2. LE KOBA : le Nippon ni mauvais
Les critiques en ligne de ce resto japonais du quartier de l'Opéra rendraient schizophrénique le plus buté des ânes. Patron génial ou détestable ? Super sushis et poisson frais ou nourriture infâme ? Foutage de gueule ou japonais authentique ? Rarement un resto aura autant divisé la communauté Tripadvisor, même si Koba semble avoir clairement perdu de sa superbe. Reste que son véritable karaoké asiatique continue d'attirer les passionnés dans les quelques salles à l'arrache en sous-sol, où l'on chante devant une TV pour 10 € de l'heure à côté des cafards. Mais le vrai scandale est ailleurs : alors que Britney n'a droit qu'à trois ou quatre tubes – indignez-vous –, Bon Jovi occupe une page et demie !
3. LE CHINATOWN BELLEVILLE : la fête
Mieux que chanter dans un karaoké ? Le faire dans un resto. Le Chinatown est une institution à Belleville, comme Edith Piaf, les graffitis de la rue Dénoyez ou le belvédère du parc. Ici on ne vient donc pas pour l’assiette – soyons clair – mais pour déguster son heure de gloire sur une petite estrade, armé d'un micro et face caméra, son image ainsi relayée sur des télévisions dans les deux immenses salles du restaurant. Le Chinatown étale son luxe kitschissime sur d'immenses tablées qui le rendent surtout pratique pour venir en groupe manger deux raviolis dégueu et chanter des centaines de chansons rigolotes dans une excellente ambiance.

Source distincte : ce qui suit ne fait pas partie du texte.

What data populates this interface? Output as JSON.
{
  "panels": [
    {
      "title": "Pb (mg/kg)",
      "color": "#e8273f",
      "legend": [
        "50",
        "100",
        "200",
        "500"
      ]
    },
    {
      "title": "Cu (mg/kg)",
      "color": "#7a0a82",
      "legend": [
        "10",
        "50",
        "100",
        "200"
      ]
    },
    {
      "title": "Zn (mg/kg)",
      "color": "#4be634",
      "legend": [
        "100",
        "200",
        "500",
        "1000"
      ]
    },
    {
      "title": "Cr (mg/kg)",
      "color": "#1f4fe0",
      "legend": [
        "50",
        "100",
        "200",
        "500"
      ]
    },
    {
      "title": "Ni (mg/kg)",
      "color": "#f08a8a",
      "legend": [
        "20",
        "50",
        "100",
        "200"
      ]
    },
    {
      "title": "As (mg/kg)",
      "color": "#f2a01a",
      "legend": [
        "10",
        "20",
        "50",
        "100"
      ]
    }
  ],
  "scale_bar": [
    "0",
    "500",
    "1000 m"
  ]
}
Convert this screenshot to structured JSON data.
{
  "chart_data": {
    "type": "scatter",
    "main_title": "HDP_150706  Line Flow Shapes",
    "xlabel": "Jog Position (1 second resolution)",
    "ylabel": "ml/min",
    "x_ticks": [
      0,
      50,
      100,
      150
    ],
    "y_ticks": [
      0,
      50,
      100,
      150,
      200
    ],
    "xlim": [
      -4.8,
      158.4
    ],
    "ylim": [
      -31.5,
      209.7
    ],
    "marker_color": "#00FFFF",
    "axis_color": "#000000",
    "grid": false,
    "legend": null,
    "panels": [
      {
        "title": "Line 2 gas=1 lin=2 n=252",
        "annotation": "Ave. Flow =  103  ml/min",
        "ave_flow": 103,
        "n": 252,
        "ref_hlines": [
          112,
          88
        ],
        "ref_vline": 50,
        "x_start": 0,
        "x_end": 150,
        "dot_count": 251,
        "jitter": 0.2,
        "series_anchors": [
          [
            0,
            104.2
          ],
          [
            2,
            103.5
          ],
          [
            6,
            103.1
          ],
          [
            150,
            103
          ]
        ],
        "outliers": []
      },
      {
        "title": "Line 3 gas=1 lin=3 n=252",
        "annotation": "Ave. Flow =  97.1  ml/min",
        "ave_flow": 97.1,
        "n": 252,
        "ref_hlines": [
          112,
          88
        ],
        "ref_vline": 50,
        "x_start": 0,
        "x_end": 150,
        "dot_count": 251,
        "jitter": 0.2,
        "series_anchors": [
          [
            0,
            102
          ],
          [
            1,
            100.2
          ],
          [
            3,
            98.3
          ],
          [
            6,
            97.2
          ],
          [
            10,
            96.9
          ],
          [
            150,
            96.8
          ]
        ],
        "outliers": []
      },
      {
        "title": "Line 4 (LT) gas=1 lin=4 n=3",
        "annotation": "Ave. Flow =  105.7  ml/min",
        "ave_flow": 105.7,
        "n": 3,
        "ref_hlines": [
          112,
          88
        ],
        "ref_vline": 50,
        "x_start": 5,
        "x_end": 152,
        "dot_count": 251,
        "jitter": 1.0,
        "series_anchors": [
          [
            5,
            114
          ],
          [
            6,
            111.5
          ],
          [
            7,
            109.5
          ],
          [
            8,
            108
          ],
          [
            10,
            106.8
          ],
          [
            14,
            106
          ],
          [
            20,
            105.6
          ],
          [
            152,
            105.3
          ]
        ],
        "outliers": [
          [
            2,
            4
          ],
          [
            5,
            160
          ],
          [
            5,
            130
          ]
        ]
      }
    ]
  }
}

4. LE BAM KARAOKE BOX : la coolitude
C'est triste à dire, mais il n'y a pas grand-chose à critiquer chez BAM karaoké Box. C'est un peu le premier de la classe du karaoké : les salles privatives y sont nickel, l'accueil est très sympa, le choix des chansons vaste, les canapés cosy - on a même le droit de sauter sur les coussins. Il est possible de faire soi-même ses cocktails avec l'aide d'un bartender et les tapas proviennent d'une épicerie fine réputée... On cherche, mais on ne trouve toujours pas de défaut dans la cuirasse. Le prix (entre 10 et 20 € par personne) n'est pas rédhibitoire, les playlists sont intéressantes, les gens sont beaux, la musique est bonne, les carottes sont cuites.
5. LA NOCHE : le noctambule
L'entre-deux, le médian, le compromis. Voici d'autres termes qui pourraient désigner ce karaoké sympatoche qui ne ferme qu'à 5h du matin durant le week-end. Petite cave, entrée à 15 € quand même, ambiance sans pression, la Noche possède quelques atouts dans sa manche. Certains jours, la foule s'y presse tellement qu'il devient en revanche impossible de récupérer le micro et la soirée se transforme alors en lente agonie à l'écoute de Michel Sardou, Claude François et George Michael, beuglés par des groupes méchamment avinés. C'est plus Noche, c'est moche.